Morgen, Donnerstag, 7.01.2010, wird der Bundesgerichtshof (BGH) in Karlsruhe seine Entscheidung über die Revision gegen das Urteil des Landgerichts Dessau vom 8.12.2008 fällen. Mit diesem Urteil war die justizielle Aufklärung des qualvollen Verbrennungstodes gescheitert, den der aus Sierra Leone stammende Asylsuchende Oury Jalloh am 7.01.2005 in einer Gewahrsamszelle der Polizei in Dessau erlitten hatte. Die beiden angeklagten Polizeibeamten wurden freige­sprochen. Die Todesumstände sind bis heute ungeklärt.

Vor diesem Hintergrund fordern die Internationale Liga für Menschenrechte und die Initiative in Gedenken an Oury Jalloh eine rückhaltlose Aufklärung  dieses Todes im Polizeigewahrsam. Unabhängig vom Ausgang der Revision fordern wir die Einberufung einer unabhängigen internationalen Untersuchungskommission, um den Fall aufzuklären und die Gründe für das Scheitern der justiziellen Aufklärung zu untersuchen – aber auch die Strukturen und Missstände, die immer wieder zu ungeklärten Fällen tödlicher Polizeigewalt gegen Menschen führen, die auch sonst Opfer von Rassismus sind. Wir fordern, dass der Prozess neu aufgerollt wird.

Oury Jalloh, dessen Todestag sich morgen jährt, war – mit Händen und Füßen am Boden der gekachelten Polizeizelle fixiert – bei lebendigem Leibe auf einer feuerfesten Matratze verbrannt. Das internationalAufsehen erregende Straf­verfahren gegen zwei Polizeibeamte vor dem Landgericht Dessau brachte trotz zweijähriger Dauer und 59 Ver­hand­lungstagen keine Klärung der Todesumstände. Das Gericht versagte. Indem es von Anfang an die – von der Liga bereits öffentlich mehrmals beklagte – Entscheidung getroffen hatte, ausschließlich der Selbsttötungsbehauptung der Dessauer Polizei und der Staatsanwaltschaft nachzugehen, verbaute es sich die Option, auch andere in Frage kommenden Todesur­sachen und –umstände zu überprüfen.
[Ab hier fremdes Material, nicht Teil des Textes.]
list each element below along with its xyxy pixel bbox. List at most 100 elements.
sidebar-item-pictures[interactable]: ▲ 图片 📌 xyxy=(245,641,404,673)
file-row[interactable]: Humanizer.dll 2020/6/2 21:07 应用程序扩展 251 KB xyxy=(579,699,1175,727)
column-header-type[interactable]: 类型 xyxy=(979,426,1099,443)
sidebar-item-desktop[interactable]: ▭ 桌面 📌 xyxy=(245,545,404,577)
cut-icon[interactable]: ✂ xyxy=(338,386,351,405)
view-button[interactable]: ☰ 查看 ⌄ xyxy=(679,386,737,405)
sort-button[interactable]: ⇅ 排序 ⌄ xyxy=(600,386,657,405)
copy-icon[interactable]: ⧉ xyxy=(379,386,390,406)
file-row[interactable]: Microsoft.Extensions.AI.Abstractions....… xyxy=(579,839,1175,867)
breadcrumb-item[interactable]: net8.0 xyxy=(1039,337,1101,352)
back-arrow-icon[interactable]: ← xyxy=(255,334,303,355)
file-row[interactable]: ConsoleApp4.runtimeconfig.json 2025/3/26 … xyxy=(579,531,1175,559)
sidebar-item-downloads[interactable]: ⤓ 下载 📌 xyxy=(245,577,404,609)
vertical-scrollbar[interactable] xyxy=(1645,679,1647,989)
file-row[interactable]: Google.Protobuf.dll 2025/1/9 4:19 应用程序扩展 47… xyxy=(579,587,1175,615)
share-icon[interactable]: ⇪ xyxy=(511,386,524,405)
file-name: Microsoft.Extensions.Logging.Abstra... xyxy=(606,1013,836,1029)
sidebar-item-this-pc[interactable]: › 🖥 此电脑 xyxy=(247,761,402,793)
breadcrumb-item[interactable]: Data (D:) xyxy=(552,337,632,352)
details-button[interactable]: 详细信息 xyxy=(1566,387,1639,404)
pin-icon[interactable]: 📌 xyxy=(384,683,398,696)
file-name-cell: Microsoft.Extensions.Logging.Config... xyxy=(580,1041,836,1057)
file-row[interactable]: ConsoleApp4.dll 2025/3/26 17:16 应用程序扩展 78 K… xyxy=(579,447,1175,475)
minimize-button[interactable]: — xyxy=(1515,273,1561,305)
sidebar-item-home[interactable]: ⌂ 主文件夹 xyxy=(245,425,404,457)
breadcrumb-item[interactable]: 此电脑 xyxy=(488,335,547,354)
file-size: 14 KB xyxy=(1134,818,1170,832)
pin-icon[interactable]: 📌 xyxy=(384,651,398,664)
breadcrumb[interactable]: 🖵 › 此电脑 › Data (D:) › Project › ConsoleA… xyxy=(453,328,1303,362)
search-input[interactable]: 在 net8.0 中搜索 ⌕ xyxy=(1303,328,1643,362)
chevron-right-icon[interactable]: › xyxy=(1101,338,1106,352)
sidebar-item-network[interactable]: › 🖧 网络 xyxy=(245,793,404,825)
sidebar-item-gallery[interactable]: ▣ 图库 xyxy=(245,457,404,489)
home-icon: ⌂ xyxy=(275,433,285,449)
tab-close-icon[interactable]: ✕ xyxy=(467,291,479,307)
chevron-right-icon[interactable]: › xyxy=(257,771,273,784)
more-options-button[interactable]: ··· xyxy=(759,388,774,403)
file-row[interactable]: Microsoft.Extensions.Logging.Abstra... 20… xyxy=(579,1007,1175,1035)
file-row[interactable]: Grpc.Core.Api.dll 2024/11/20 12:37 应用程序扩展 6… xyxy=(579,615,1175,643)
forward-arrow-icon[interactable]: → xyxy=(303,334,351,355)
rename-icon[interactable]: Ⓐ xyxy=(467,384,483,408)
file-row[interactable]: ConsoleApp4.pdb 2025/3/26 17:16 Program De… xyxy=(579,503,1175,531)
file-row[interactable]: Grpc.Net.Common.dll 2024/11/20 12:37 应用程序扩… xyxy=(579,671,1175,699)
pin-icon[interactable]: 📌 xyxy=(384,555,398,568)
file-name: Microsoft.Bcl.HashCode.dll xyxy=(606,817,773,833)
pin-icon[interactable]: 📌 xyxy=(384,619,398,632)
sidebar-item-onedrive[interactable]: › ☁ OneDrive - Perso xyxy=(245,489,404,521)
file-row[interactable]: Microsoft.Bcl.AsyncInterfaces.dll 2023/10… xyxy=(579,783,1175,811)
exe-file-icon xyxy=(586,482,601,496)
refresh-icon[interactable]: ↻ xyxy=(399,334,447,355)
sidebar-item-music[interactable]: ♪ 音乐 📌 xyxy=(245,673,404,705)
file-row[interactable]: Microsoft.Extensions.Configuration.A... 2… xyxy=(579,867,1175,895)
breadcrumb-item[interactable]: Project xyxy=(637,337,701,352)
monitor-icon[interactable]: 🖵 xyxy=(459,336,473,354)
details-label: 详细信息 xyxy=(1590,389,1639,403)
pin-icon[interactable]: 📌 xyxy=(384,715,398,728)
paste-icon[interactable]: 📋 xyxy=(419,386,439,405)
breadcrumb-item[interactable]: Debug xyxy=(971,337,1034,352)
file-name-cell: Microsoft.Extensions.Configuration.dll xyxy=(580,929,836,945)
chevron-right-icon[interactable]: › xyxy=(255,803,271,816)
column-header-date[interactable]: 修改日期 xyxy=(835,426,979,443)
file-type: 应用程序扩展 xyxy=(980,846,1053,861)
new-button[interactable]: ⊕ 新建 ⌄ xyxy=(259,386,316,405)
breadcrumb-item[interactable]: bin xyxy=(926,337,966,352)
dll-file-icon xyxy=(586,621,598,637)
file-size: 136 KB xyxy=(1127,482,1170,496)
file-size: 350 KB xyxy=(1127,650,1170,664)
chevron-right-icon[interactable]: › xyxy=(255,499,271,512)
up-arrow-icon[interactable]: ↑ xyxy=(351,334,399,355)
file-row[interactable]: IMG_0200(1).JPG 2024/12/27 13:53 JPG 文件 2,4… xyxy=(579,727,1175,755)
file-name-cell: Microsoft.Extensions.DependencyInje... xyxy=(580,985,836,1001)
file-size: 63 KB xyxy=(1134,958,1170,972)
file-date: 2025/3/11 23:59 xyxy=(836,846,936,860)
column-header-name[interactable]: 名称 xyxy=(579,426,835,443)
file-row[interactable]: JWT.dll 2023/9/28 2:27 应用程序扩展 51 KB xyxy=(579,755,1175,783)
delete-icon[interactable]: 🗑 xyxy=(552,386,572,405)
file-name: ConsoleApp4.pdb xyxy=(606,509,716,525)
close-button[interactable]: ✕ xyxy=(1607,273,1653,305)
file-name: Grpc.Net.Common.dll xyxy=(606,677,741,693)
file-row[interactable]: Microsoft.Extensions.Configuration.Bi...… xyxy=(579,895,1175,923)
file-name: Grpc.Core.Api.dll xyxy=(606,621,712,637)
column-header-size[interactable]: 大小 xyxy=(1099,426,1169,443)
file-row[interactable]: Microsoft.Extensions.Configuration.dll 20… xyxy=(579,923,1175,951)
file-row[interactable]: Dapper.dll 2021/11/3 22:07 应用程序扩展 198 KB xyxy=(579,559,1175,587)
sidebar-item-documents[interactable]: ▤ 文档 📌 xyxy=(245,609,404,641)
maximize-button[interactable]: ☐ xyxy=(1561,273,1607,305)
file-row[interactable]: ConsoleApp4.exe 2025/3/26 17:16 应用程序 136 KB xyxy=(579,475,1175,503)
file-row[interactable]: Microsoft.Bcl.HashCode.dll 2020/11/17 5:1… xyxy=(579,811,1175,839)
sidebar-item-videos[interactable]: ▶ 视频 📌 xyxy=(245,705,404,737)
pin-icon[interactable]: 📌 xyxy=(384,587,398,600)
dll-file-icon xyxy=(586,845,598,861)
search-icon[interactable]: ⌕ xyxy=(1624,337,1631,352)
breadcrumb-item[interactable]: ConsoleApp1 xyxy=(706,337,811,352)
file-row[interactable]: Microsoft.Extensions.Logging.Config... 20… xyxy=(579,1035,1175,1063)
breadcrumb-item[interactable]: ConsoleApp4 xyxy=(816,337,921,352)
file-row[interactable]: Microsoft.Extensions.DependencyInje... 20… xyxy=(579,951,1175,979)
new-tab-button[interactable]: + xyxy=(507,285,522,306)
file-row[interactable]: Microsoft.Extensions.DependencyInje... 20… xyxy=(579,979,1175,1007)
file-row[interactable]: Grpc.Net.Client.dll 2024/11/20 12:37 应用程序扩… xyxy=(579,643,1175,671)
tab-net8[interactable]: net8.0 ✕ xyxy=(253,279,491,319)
Indizien, die auf ein Verschuldung Dritter hätten hinweisen können, wurden erst gar nicht geprüft.

Bei der mündlichen Urteilsverkündung musste der Vorsitzende Richter Manfred Steinhoff eingestehen, dass der Prozess „schlicht und ergreifend gescheitert“ sei. An die Dessauer Polizei gerichtet beklagte er: „Es ist schon erschreckend, in welchem Maße hier schlicht und ergreifend falsch ausgesagt wurde“ und resümierte abschließend: "Wir hatten nicht die Chance auf ein rechtsstaatliches Verfahren, auf die Aufklärung des Sachverhalts". Diese klaren Sätze fehlen jedoch in der schriftlichen Urteilsbegründung und können somit bei der Revision nicht berücksichtigt werden.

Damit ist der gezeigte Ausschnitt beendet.